The recent case of Pension Benefit Guaranty Corporation v. Asahi Tec Corporation [No. 10-1936 (ABJ) March 14 2012] in the US Federal courts has raised the unexpected risk that a non-US parent company of an insolvent US subsidiary could find itself liable for the deficit in the subsidiary’s pension scheme solely on the basis of its ownership interest in the subsidiary at the date the scheme is terminated.
A Japanese company, Asahi Tec Corporation (Asahi), bought a US corporation (Metaldyne) in 2007. Due diligence conducted in connection with the purchase revealed that Metaldyne had an underfunded salary-related pension scheme (the Scheme). Asahi was informed that under US law Asahi, as Metaldyne’s parent company, could be held liable for the Scheme’s deficit upon termination of the Scheme. Asahi proceeded with the purchase of Metaldyne despite this information.
Metaldyne entered Chapter 11 bankruptcy on 27 May 2009, at which date the Scheme had a substantial deficit that Metaldyne was unable to pay.
The Pension Benefit Guaranty Corporation (PBGC), a US governmental body that insures members’ pension benefits in US salary-related pension schemes under the Employee Retirement Income Security Act 1974 (ERISA) and which has similar functions to the PPF in the United Kingdom, asked Asahi to take over the Scheme and the associated pension liabilities.
Asahi refused, seemingly on the basis that it believed it had no liability for the pensions as Metaldyne was the employer that maintained the Scheme and Asahi itself did not conduct any business in the US. Having received this response, the PBGC, using statutory powers granted under Title IV of ERISA, terminated the Scheme and demanded that Asahi pay the deficit.
Asahi failed to pay the deficit. The PBGC filed a lawsuit against Asahi on 10 November 2010 in Federal district court to require Asahi to pay the deficit, termination costs plus interest on the judgement and costs in the case (the ERISA claim).
On 8 April 2011 Asahi filed a motion to dismiss this lawsuit on the basis that the Federal district court did not have personal jurisdiction over Asahi. Asahi asserted that it had no link to the US or to the Scheme other than its ownership of Metaldyne and in any event it had no involvement in the decision to terminate the Scheme.

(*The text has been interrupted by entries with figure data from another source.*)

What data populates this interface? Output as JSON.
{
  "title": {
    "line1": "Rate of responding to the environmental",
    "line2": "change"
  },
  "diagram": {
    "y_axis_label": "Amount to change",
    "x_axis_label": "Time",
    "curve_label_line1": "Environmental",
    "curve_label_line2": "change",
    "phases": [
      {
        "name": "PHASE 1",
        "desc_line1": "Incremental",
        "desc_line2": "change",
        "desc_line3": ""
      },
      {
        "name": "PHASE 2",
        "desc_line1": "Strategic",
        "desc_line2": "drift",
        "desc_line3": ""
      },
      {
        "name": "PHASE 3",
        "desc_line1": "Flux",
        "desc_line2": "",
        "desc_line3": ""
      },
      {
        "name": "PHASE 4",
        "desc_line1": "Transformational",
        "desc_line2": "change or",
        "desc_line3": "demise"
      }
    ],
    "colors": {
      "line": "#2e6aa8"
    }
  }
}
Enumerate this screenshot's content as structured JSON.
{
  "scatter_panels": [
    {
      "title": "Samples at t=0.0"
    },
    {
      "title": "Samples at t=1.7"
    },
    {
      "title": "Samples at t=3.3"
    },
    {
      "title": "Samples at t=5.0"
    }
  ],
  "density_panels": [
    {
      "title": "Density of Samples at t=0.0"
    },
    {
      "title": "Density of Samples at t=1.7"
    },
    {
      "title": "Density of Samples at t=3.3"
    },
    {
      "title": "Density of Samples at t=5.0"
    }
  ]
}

Under applicable case law in the US, in order to demonstrate that the court had personal jurisdiction over Asahi with respect of the ERISA claim, the PBGC had to show either:
- that the court had “specific jurisdiction” as the ERISA claim arose directly out of the actions of Asahi in purposefully directing its activities towards the US; or
- that the court had “general jurisdiction” arising out of Asahi’s systemic and continuous links with the US regardless of whether those links were related to the ERISA claim.
The Federal district court decided that the PBGC had shown a prima facie case that the court did have personal jurisdiction over the ERISA claim in the form of “specific jurisdiction”. The court noted the following in support of its conclusion that it had specific jurisdiction over this matter:
- by purchasing Metaldyne, whilst fully aware of the existence of the Scheme and its deficit, Asahi had purposefully directed activities towards the US; and
- the ERISA claim arose directly out of the purchase of Metaldyne by Asahi, which under ERISA made Asahi a “controlled group member” and such purchase was the triggering action in respect of the claim. Therefore, Asahi’s involvement in connection with the termination of the Scheme was irrelevant to the issue of jurisdiction.
The court will therefore proceed with a full hearing on this case to consider whether Asahi is liable under ERISA for the Scheme’s pension deficit.
This case will come as a wake-up call to non-US parent corporations who own US subsidiaries that maintain or contribute to a pension scheme. As a result of this case, non-US parent corporations may no longer ignore underfunded US pension schemes thinking that they are immune from the reach of US courts. While it is possible that other courts may ultimately disagree with the analysis in this case, non US parent corporations now face the unappetising prospect that they may be financially liable for the deficit in pension schemes maintained by their US subsidiaries based solely on the fact that they are “controlled group members” by virtue of owning the subsidiary.